I got this from Josh White, of course. It was his big hit, and a terrific performance. I’ve written about Josh in a previous post, and before that I wrote a whole book about him. It was my first book, and a true labor of love — it took five years to write, and for most of that time a good agent was trying to find it a good home, and he never found one so we ended up at a UMass Press, which was fine, but we’d hoped for someplace that could have gotten it into a lot more hands. Not because it was such a great book (though I’m happy with it), but because I’d hoped to spark a major Josh White revival.
He sure deserves one, and the most annoying thing is it was songs like this that keep standing in his way. Because it’s a great song and he did it brilliantly, but it’s a New York cabaret number, and when people revive black singer/guitarists of the 1930s or ’40s they seem to always want bluesmen from the deep, dark Delta, or at least street singers from the Carolinas.
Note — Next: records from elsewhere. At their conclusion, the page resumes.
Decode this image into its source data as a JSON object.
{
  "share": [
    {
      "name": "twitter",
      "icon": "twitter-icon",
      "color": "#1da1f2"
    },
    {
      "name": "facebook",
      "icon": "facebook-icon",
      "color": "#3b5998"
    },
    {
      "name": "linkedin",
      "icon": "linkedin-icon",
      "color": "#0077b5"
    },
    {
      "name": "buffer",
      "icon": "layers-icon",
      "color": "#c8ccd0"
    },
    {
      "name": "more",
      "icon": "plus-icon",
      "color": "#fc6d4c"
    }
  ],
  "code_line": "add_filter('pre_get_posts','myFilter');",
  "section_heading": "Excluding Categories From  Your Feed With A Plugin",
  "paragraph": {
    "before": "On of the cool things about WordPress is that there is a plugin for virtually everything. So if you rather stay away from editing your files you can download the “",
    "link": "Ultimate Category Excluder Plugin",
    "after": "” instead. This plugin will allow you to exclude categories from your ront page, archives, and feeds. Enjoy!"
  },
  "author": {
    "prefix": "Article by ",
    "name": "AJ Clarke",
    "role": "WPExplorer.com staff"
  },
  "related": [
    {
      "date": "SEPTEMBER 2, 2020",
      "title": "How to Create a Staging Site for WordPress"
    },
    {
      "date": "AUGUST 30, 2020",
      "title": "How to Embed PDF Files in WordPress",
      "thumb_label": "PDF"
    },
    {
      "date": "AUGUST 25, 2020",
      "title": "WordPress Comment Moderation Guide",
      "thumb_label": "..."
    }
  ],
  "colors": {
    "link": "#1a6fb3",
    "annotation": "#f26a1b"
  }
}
As it happens, Josh was from Greenville, South Carolina, and spent his early teens roaming the South as a “lead boy” for blind street singers — which is to say, he was as “authentic” a blues artist as anyone could want. But he was also very smart, hip, and versatile, so when he got a chance to reshape himself as a nightclub singer, he became one of the most popular cabaret artists in New York. His main venue was Cafe Society, and he was the star attraction there for four years straight, as well as appearing in movies and on Broadway, touring across the country and later around the world, becoming the first performer ever featured on all three BBC channels, and all sorts of other triumphs–because he was a terrific musician, a charismatic performer, and handsome, and funny, and charming.
He was also one of my all-time favorite guitar players, and although I don’t really play this in his style, I do use his unusual F7 chord,* which I learned from his son, Josh Jr. — who is also a fine musician and performer, and worthy of more attention.
As for the song, here’s the story roughly as I wrote it up for the liner notes to the Smithsonian/Folkways CD of Josh’s work:
The song was copyrighted by two Tin Pan Alley pros, Lou Singer and Hy Zaret, who had previously given Josh the pseudo-pastoral “The Lass with the Delicate Air.” Singer said they brought it to Josh and first arranged for him to record it as a wartime V-disc. The cover of the original sheet music describes the song as “presented by Barney Josephson,” Josh’s boss at Cafe Society, at both his Uptown and Downtown locations, the Uptown version being done by the singing pantomimist Jimmy Savo. The Andrews Sisters picked it up as well, putting it on the flip side of “Rum and Coca Cola” and taking it to number 15 on the pop charts.
Once the song hit, there was a hot debate about its origins, and PM magazine devoted a full-page article to elucidating the mystery. It traces the song back to a burlesque epic poem, “The Lay of the Lone Fish Ball” apparently written by a Latin professor at Harvard University around 1850. Two other Harvard men, the poet James Russell Lowell and the folklorist Francis James Child, expanded this into an burlesque Italian opera, Il Pescebello. Then, many decades later, Zaret and Singer heard someone sing a partial version of “One Fish Ball” at a party, and were inspired to write a modern song on the same theme, using many of the original lines, but putting them to a new tune and removing the mock-heroic language.
Though the Andrews’ version was the one that made the charts, most people associated the song with Josh. As a New Yorker critic put it: “Listening . . . to Josh White apply his expert talent to ‘One Meat Ball’ (which is getting to be something of a nuisance around town), I was moved to wish that the city would make it a crime for anyone else to attempt it. Come to think of it, it already is.”
*As for that F7, it’s played by wrapping your thumb around the 6th string on the first fret; barring the 1st through 4th strings with your index finger, likewise on the first fret; and holding down the 3rd string on the second fret with your middle finger.